Aziz Şah – 5 Ağustos 1993’te ‘‘Şişirme Nüfus’’ başlıklı yazısında şöyle diyordu Kutlu Adalı:
-Çocukluğumdan ve ilk gençlik yıllarımdan anımsarım Kıbrıs Türklerinin gerçek nüfusu 65 bin ise, o zamanın liderliği ’85 bin Kıbrıs Türkü’ diye nutuk atardı. Nüfusumuz 85 bin olduğunda ‘100 bin Kıbrıs Türkü’ diye nutuk atmaya başlandı.
1960 nüfus sayımında nüfusumuz 104.320 olarak resmen belirlendiğinde Türk liderliği ‘120 bin Kıbrıs Türkü’ diye nutuk atıp, şişiniyordu. 1960 sayımında Rumlar hile yapmış olabilir düşüncesiyle, anımsıyorum o zaman Türk Cemaat Meclisi Başkanlığı, Maarif Dairesi Müdürlüğü aracılığıyla öğretmenlere bir nüfus sayımı yaptırmış ve sonuç 106 bin çıkmıştı. Zaten içimizde yaşayan çingeneleri Türk nüfusu saydığımızda, 1960 sayımı 105 bine ulaşıyordu. Bu duruma göre nüfusumuz 1974’te 115 bin olması gerekirken, birden bire 140 binlere, 180 binlere ulaşınca, adaya nüfus aktarıldığı ortaya çıktı.
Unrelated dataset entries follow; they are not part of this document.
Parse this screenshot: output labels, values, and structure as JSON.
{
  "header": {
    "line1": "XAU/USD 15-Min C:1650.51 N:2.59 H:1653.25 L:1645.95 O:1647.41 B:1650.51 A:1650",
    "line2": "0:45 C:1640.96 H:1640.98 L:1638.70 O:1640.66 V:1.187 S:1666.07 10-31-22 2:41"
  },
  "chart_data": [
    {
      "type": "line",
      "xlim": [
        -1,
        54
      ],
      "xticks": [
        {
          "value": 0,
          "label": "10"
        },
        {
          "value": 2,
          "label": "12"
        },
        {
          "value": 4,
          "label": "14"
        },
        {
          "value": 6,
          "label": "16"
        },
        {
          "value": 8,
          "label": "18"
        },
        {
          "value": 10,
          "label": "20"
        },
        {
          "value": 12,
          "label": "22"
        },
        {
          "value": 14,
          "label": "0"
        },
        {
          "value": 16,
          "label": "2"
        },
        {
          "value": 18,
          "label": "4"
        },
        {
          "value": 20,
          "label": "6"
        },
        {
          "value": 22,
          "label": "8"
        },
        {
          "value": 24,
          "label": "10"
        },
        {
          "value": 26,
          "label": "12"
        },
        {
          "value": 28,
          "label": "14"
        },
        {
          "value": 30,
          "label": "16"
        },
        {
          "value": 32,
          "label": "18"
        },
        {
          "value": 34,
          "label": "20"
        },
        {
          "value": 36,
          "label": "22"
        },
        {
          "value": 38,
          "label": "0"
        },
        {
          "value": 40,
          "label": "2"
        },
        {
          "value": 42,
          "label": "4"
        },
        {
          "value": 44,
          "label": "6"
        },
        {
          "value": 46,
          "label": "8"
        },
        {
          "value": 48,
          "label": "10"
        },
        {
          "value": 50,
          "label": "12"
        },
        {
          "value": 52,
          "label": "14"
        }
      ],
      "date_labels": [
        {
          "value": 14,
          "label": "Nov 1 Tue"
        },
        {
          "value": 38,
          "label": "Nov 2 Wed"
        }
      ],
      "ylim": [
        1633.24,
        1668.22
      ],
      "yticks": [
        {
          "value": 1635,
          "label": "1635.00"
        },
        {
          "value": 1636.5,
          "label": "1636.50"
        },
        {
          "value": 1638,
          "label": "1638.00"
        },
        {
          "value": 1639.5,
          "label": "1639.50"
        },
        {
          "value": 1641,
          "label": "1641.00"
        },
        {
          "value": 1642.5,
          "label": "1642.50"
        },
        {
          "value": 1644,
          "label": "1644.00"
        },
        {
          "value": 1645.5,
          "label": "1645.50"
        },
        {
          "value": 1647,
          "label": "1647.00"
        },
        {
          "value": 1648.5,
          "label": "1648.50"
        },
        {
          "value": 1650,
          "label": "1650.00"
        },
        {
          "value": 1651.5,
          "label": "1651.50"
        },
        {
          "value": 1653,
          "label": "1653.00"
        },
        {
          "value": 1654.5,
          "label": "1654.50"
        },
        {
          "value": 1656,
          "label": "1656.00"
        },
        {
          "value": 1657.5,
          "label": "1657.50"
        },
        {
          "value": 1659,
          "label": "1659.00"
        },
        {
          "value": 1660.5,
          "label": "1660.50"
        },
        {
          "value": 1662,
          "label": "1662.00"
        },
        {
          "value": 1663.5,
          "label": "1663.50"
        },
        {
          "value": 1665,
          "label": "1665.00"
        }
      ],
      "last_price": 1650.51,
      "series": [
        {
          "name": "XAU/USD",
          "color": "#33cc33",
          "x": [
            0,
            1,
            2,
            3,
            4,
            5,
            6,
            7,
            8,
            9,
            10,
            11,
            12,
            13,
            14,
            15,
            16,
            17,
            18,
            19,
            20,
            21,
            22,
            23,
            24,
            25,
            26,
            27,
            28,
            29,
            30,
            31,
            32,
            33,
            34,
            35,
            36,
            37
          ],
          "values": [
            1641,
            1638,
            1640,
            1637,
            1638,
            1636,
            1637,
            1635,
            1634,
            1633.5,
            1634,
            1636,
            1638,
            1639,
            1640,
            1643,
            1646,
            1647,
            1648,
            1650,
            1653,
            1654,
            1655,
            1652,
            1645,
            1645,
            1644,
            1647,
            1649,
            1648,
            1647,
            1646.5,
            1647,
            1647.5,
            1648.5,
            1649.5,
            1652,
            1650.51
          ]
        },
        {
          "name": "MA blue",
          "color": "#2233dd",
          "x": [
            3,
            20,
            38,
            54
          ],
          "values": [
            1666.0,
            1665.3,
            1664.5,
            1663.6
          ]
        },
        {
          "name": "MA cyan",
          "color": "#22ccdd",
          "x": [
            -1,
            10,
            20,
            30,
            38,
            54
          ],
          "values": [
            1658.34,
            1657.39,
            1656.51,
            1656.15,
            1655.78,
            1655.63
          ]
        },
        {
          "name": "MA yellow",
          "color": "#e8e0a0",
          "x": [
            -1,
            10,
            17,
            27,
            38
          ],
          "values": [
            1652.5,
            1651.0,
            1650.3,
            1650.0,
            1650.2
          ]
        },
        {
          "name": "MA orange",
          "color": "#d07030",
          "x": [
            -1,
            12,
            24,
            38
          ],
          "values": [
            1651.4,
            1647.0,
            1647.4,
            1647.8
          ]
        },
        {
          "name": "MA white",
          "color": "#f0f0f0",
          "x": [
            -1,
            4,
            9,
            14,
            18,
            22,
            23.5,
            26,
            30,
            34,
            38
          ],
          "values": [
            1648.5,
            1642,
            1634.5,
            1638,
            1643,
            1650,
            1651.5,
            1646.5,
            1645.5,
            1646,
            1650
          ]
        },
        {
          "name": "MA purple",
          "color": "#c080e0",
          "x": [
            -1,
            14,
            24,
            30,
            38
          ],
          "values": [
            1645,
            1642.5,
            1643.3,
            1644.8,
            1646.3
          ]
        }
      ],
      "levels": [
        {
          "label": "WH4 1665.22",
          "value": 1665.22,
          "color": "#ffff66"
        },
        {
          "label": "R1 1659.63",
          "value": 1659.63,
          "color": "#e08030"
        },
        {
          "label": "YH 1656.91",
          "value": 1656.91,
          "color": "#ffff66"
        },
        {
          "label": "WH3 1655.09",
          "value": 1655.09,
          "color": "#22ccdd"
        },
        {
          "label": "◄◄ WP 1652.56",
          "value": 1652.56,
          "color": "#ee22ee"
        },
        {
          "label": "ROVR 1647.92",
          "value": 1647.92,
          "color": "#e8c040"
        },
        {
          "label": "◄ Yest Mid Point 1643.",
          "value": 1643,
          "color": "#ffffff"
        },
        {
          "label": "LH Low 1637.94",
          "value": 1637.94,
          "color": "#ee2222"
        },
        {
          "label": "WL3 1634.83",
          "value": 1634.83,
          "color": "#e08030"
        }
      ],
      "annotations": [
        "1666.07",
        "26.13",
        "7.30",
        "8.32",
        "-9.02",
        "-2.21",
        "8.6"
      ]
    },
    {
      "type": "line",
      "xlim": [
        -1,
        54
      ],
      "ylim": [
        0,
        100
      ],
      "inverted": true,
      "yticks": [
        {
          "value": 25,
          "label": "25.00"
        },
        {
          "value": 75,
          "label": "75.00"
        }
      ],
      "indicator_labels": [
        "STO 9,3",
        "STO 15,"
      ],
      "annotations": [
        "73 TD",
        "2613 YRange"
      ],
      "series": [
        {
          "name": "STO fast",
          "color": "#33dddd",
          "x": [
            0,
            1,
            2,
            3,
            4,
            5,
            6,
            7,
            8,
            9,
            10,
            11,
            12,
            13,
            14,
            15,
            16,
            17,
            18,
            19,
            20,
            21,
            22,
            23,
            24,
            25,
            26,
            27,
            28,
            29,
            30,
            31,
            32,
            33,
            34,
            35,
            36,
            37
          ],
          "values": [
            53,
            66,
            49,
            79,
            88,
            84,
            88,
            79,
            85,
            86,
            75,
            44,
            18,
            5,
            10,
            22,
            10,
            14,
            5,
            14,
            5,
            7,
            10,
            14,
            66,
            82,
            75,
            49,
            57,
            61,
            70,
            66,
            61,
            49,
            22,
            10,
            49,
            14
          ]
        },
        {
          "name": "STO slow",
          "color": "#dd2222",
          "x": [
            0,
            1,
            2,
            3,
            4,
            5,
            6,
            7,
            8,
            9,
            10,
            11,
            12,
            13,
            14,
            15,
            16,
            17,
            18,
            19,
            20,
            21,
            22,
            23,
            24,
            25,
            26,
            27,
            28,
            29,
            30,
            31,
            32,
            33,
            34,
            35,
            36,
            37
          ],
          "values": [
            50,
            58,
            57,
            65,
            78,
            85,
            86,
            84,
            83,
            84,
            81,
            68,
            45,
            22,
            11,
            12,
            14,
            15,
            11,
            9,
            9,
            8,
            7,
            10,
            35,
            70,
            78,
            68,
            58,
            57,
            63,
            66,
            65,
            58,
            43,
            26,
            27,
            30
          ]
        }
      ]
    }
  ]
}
Bu aktarmanın çapı ve boyutları büyüdükçe nüfus yapısı bozuldu. Kıbrıslı olarak azınlığa düşürüldükçe, ülkemizin geleceğini tayin etme hakkımızı da Türkiye’den gelenlere kaptırmış olduk.
Eskiden Rumlar karşısında ‘Azınlık Kompleksi’ne düşen liderlik, Türkiyeliler karşısında azınlık durumuna düşmemizi onur saydılar: ‘Gelenler Türk değil mi?’ diye övünmeye başladılar’’…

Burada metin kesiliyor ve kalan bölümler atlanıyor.